Disappearance of Another Christian Girl Off the Streets of Egypt
And yet again, the only ones to be punished are the Copts themselves.
By Raymond Ibrahim
Raymond Ibrahim is a Shillman Fellow at the David Horowitz Freedom Center.
Yet another young, Coptic Christian girl recently “disappeared” off the streets of Egypt, and yet again the only ones to be punished were the Copts themselves.
On Dec. 2, Marna Barsoum ‘Aziz, aged about 15, disappeared on her way to a private tutoring lesson. Immediately her family contacted and pled with police to find and retrieve her. When two days passed, with the police displaying nothing but apathy, on Dec. 4, the Copts of al-‘Amoudain village in al-Minya, where the girl hails from, gathered together to stage a protest against both the disappearance of yet another Christian girl, and the police’s lack of concern. They held signs and chanted “Marna must be returned to us” and “We want our daughter back.”
To this, police were quick and zealous to respond; they descended on the village, and, according to eyewitnesses from the girl’s family, “in order to disperse the protest, police opened fire on us with tear gas,” which prompted “loud screams from the women and a state of panic in the village.” Police further arrested and hauled off 22 Coptic protesters during the clash. They were duly accused of “causing sectarian strife” and “illegal resistance of public authorities.”
Even so, “We demand our rights in returning our daughter,” responded a family representative and protest participant, and “in peacefully gathering to demand a revelation of the girl’s fate.” Due to such incessant calls for police to act, days later Marna was returned to her family.

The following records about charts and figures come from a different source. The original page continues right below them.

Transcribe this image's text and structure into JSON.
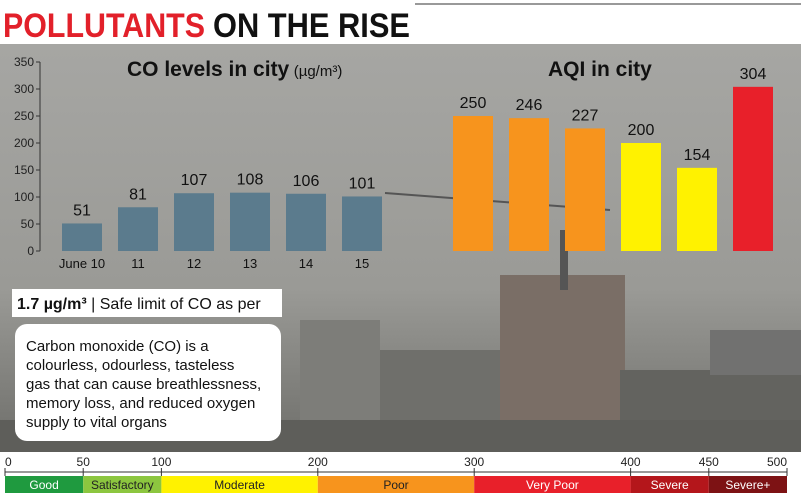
{
  "header": {
    "title_highlight": "POLLUTANTS",
    "title_rest": "ON THE RISE"
  },
  "chart_data": [
    {
      "type": "bar",
      "title": "CO levels in city",
      "unit": "(µg/m³)",
      "categories": [
        "June 10",
        "11",
        "12",
        "13",
        "14",
        "15"
      ],
      "values": [
        51,
        81,
        107,
        108,
        106,
        101
      ],
      "color": "#5b7b8d",
      "ylim": [
        0,
        350
      ],
      "yticks": [
        0,
        50,
        100,
        150,
        200,
        250,
        300,
        350
      ]
    },
    {
      "type": "bar",
      "title": "AQI in city",
      "categories": [
        null,
        null,
        null,
        null,
        null,
        null
      ],
      "values": [
        250,
        246,
        227,
        200,
        154,
        304
      ],
      "colors": [
        "#f7941d",
        "#f7941d",
        "#f7941d",
        "#fff200",
        "#fff200",
        "#e8202a"
      ],
      "ylim": [
        0,
        350
      ]
    }
  ],
  "safe_limit": {
    "value": "1.7 µg/m³",
    "text": "| Safe limit of CO as per"
  },
  "note": {
    "lines": [
      "Carbon monoxide (CO) is a",
      "colourless, odourless, tasteless",
      "gas that can cause breathlessness,",
      "memory loss, and reduced oxygen",
      "supply to vital organs"
    ]
  },
  "aqi_scale": {
    "xlim": [
      0,
      500
    ],
    "xticks": [
      0,
      50,
      100,
      200,
      300,
      400,
      450,
      500
    ],
    "bands": [
      {
        "label": "Good",
        "from": 0,
        "to": 50,
        "color": "#1f9a3f"
      },
      {
        "label": "Satisfactory",
        "from": 50,
        "to": 100,
        "color": "#8cc63f"
      },
      {
        "label": "Moderate",
        "from": 100,
        "to": 200,
        "color": "#fff200"
      },
      {
        "label": "Poor",
        "from": 200,
        "to": 300,
        "color": "#f7941d"
      },
      {
        "label": "Very Poor",
        "from": 300,
        "to": 400,
        "color": "#e8202a"
      },
      {
        "label": "Severe",
        "from": 400,
        "to": 450,
        "color": "#b4161b"
      },
      {
        "label": "Severe+",
        "from": 450,
        "to": 500,
        "color": "#7d1214"
      }
    ]
  }
}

A happy though also rare ending. Over the years, Coptic Christian girls have been and increasingly continue to be abducted, sexually abused, and forced to convert to Islam and marry their kidnappers—and the majority of them are never seen again. Moreover, in the few cases that they, like Marna, are recovered, no legal action is, per precedent, ever taken against the abductors, even though Egyptian law is extremely harsh in such matters (up to 25 years imprisonment for abducting a minor female). But such is the reality of Egypt’s “justice” system when it comes to the non-Muslim Copts.

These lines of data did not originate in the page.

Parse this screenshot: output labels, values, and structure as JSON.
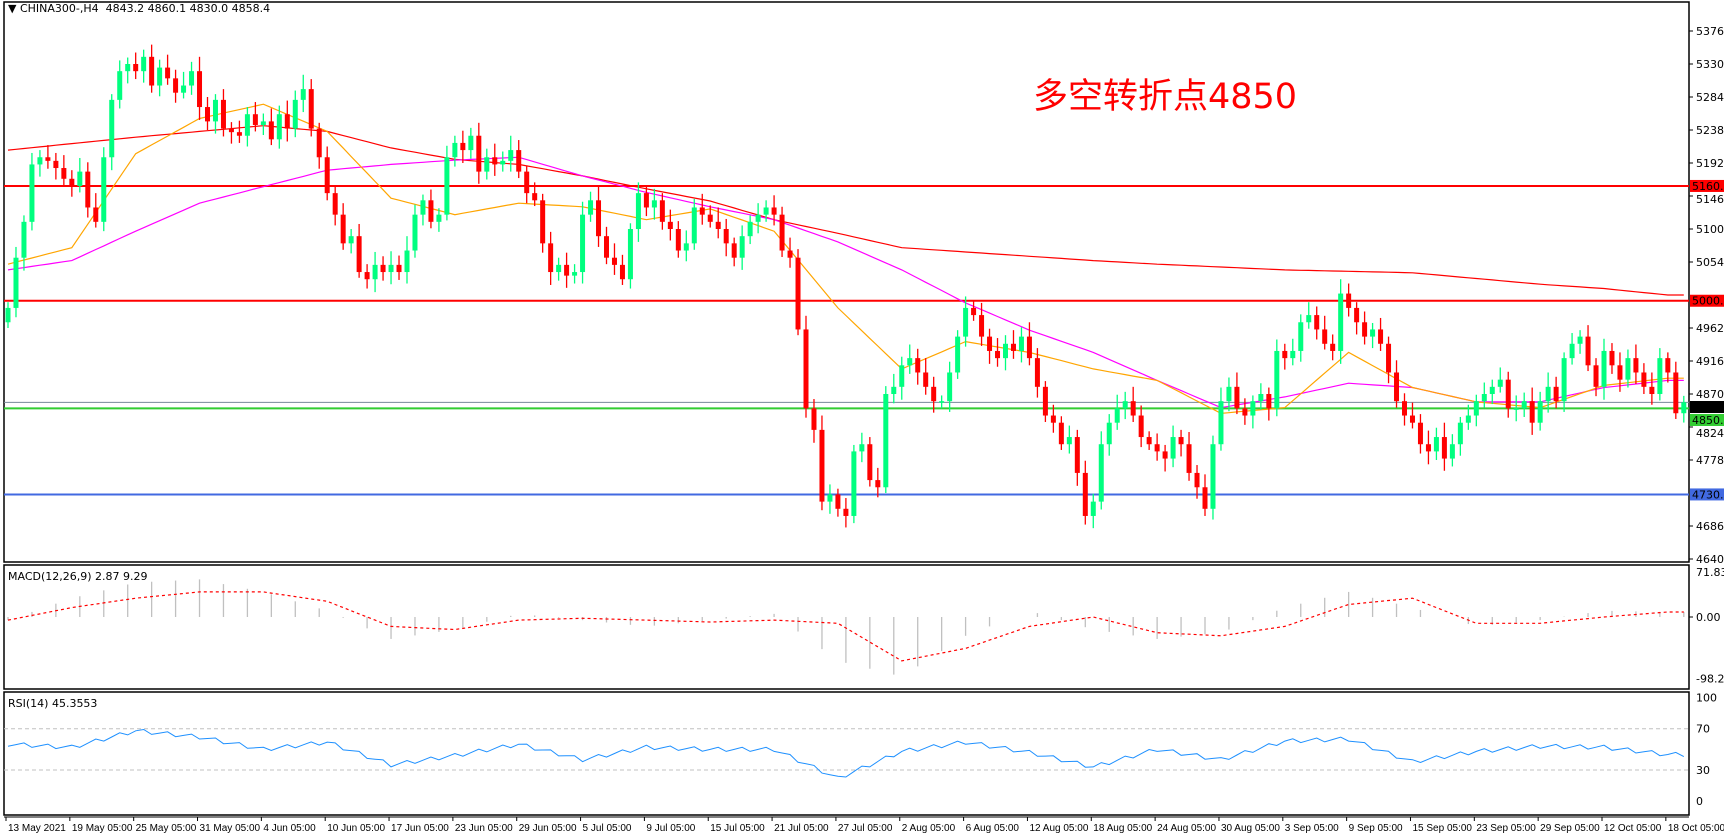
{
  "header": {
    "symbol_label": "CHINA300-,H4",
    "ohlc": "4843.2 4860.1 4830.0 4858.4"
  },
  "annotation": "多空转折点4850",
  "colors": {
    "bull": "#00ff7f",
    "bear": "#ff0000",
    "ma_fast": "#ffa500",
    "ma_mid": "#ff00ff",
    "ma_slow": "#ff0000",
    "macd_hist": "#c0c0c0",
    "macd_signal": "#ff0000",
    "rsi": "#1e90ff",
    "level_green": "#32cd32",
    "level_blue": "#4169e1",
    "level_red": "#ff0000"
  },
  "chart_data": {
    "type": "candlestick",
    "price_axis": {
      "ylim": [
        4640,
        5376
      ],
      "ticks": [
        "5376.0",
        "5330.0",
        "5284.0",
        "5238.0",
        "5192.0",
        "5146.0",
        "5100.0",
        "5054.0",
        "4962.0",
        "4916.0",
        "4870.0",
        "4824.0",
        "4778.0",
        "4686.0",
        "4640.0"
      ]
    },
    "x_tick_labels": [
      "13 May 2021",
      "19 May 05:00",
      "25 May 05:00",
      "31 May 05:00",
      "4 Jun 05:00",
      "10 Jun 05:00",
      "17 Jun 05:00",
      "23 Jun 05:00",
      "29 Jun 05:00",
      "5 Jul 05:00",
      "9 Jul 05:00",
      "15 Jul 05:00",
      "21 Jul 05:00",
      "27 Jul 05:00",
      "2 Aug 05:00",
      "6 Aug 05:00",
      "12 Aug 05:00",
      "18 Aug 05:00",
      "24 Aug 05:00",
      "30 Aug 05:00",
      "3 Sep 05:00",
      "9 Sep 05:00",
      "15 Sep 05:00",
      "23 Sep 05:00",
      "29 Sep 05:00",
      "12 Oct 05:00",
      "18 Oct 05:00"
    ],
    "bars_per_tick": 8,
    "closes": [
      4990,
      5060,
      5110,
      5190,
      5200,
      5195,
      5185,
      5170,
      5160,
      5180,
      5130,
      5110,
      5200,
      5280,
      5320,
      5330,
      5320,
      5340,
      5300,
      5325,
      5310,
      5290,
      5300,
      5320,
      5270,
      5250,
      5280,
      5240,
      5235,
      5230,
      5260,
      5245,
      5250,
      5225,
      5260,
      5240,
      5280,
      5295,
      5240,
      5200,
      5150,
      5120,
      5080,
      5090,
      5040,
      5030,
      5050,
      5040,
      5050,
      5040,
      5070,
      5120,
      5140,
      5110,
      5120,
      5200,
      5220,
      5210,
      5230,
      5180,
      5200,
      5190,
      5195,
      5210,
      5180,
      5150,
      5140,
      5080,
      5040,
      5050,
      5035,
      5040,
      5120,
      5140,
      5090,
      5060,
      5050,
      5030,
      5100,
      5150,
      5130,
      5140,
      5110,
      5100,
      5070,
      5080,
      5130,
      5120,
      5110,
      5100,
      5080,
      5060,
      5090,
      5110,
      5120,
      5130,
      5120,
      5070,
      5060,
      4960,
      4850,
      4820,
      4720,
      4730,
      4710,
      4700,
      4790,
      4800,
      4750,
      4740,
      4870,
      4880,
      4910,
      4920,
      4900,
      4880,
      4860,
      4860,
      4900,
      4950,
      4990,
      4980,
      4950,
      4930,
      4920,
      4940,
      4930,
      4950,
      4920,
      4880,
      4840,
      4830,
      4800,
      4810,
      4760,
      4700,
      4720,
      4800,
      4830,
      4850,
      4860,
      4840,
      4810,
      4800,
      4790,
      4780,
      4810,
      4800,
      4760,
      4740,
      4710,
      4800,
      4860,
      4880,
      4850,
      4840,
      4860,
      4870,
      4850,
      4930,
      4920,
      4930,
      4970,
      4980,
      4960,
      4940,
      4930,
      5010,
      4990,
      4970,
      4950,
      4960,
      4940,
      4900,
      4860,
      4840,
      4830,
      4800,
      4790,
      4810,
      4780,
      4800,
      4830,
      4840,
      4860,
      4870,
      4880,
      4890,
      4850,
      4850,
      4860,
      4830,
      4860,
      4880,
      4860,
      4920,
      4940,
      4950,
      4910,
      4880,
      4930,
      4910,
      4890,
      4920,
      4900,
      4880,
      4870,
      4920,
      4900,
      4843.2,
      4858.4
    ],
    "ma_fast_at_ticks": [
      5051,
      5074,
      5205,
      5254,
      5274,
      5236,
      5143,
      5120,
      5136,
      5131,
      5113,
      5128,
      5097,
      4990,
      4905,
      4943,
      4928,
      4905,
      4889,
      4843,
      4851,
      4928,
      4879,
      4859,
      4851,
      4882,
      4892
    ],
    "ma_mid_at_ticks": [
      5043,
      5056,
      5097,
      5136,
      5159,
      5182,
      5190,
      5196,
      5200,
      5174,
      5151,
      5131,
      5113,
      5082,
      5043,
      4997,
      4959,
      4928,
      4889,
      4851,
      4866,
      4885,
      4879,
      4859,
      4859,
      4879,
      4889
    ],
    "ma_slow_at_ticks": [
      5210,
      5219,
      5228,
      5236,
      5244,
      5236,
      5213,
      5197,
      5190,
      5174,
      5156,
      5139,
      5113,
      5094,
      5074,
      5068,
      5062,
      5056,
      5051,
      5047,
      5043,
      5041,
      5039,
      5031,
      5023,
      5017,
      5008
    ],
    "levels": [
      {
        "value": 5160,
        "label": "5160.0",
        "color": "red"
      },
      {
        "value": 5000,
        "label": "5000.0",
        "color": "red"
      },
      {
        "value": 4850,
        "label": "4850.0",
        "color": "green"
      },
      {
        "value": 4730,
        "label": "4730.0",
        "color": "blue"
      },
      {
        "value": 4858.4,
        "label": "4858.4",
        "color": "gray"
      }
    ],
    "macd": {
      "title": "MACD(12,26,9) 2.87 9.29",
      "ylim": [
        -98.25,
        71.83
      ],
      "ticks": [
        "71.83",
        "0.00",
        "-98.25"
      ],
      "hist_at_ticks": [
        -5,
        30,
        55,
        60,
        40,
        10,
        -35,
        -20,
        5,
        -5,
        -15,
        -5,
        5,
        -70,
        -95,
        -30,
        10,
        -20,
        -35,
        -25,
        15,
        40,
        15,
        -15,
        -5,
        10,
        8
      ],
      "signal_at_ticks": [
        -5,
        15,
        30,
        40,
        40,
        25,
        -15,
        -20,
        -5,
        -2,
        -5,
        -8,
        -5,
        -10,
        -70,
        -50,
        -15,
        0,
        -25,
        -30,
        -15,
        20,
        30,
        -10,
        -10,
        0,
        8
      ]
    },
    "rsi": {
      "title": "RSI(14) 45.3553",
      "ylim": [
        0,
        100
      ],
      "levels": [
        70,
        30
      ],
      "ticks": [
        "100",
        "70",
        "30",
        "0"
      ],
      "values_at_ticks": [
        55,
        52,
        68,
        62,
        50,
        57,
        35,
        44,
        55,
        40,
        52,
        50,
        50,
        22,
        48,
        57,
        47,
        33,
        50,
        40,
        58,
        60,
        38,
        48,
        53,
        52,
        45
      ]
    }
  }
}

It’s also worth mentioning that, as of this date, there’s been no word of the fate of the 22 imprisoned Christian protesters—many of whom were from Marna’s family.
This entire phenomenon and process is well discussed in a report by Coptic Solidary (CS). Fifteen-pages long and titled “‘Jihad of the Womb’: Trafficking of Coptic Women & Girls in Egypt,” it documents “the widespread practice of abduction and trafficking” of Coptic girls. According to the report:
The capture and disappearance of Coptic women and minor girls is a bane of the Coptic community in Egypt, yet little has been done to address this scourge by the Egyptian or foreign governments, NGOs, or international bodies. According to a priest in the Minya Governorate, at least 15 girls go missing every year in his area alone. His own daughter was nearly kidnapped had he not been able to intervene in time…. The rampant trafficking of Coptic women and girls is a direct violation of their most basic rights to safety, freedom of movement, and freedom of conscience and belief. The crimes committed against these women must be urgently addressed by the Egyptian government, ending impunity for kidnappers, their accomplices, and police who refuse to perform their duties. Women who disappear and are never recovered must live an unimaginable nightmare. The large majority of these women are never reunited with their families or friends because police response in Egypt is dismissive and corrupt. There are countless families who report that police have either been complicit in the kidnapping or at the very least bribed into silence. If there is any hope for Coptic women in Egypt to have a merely ‘primitive’ level of equality, these incidents of trafficking must cease, and the perpetrators must be held accountable by the judiciary.
Since the publication of that CS report in September 2020, matters have only gotten worse. In the words of the World Watch List 2021, “In Egypt, kidnappings and forced marriages of Christian women and girls to their Muslim abductors has reached record levels.”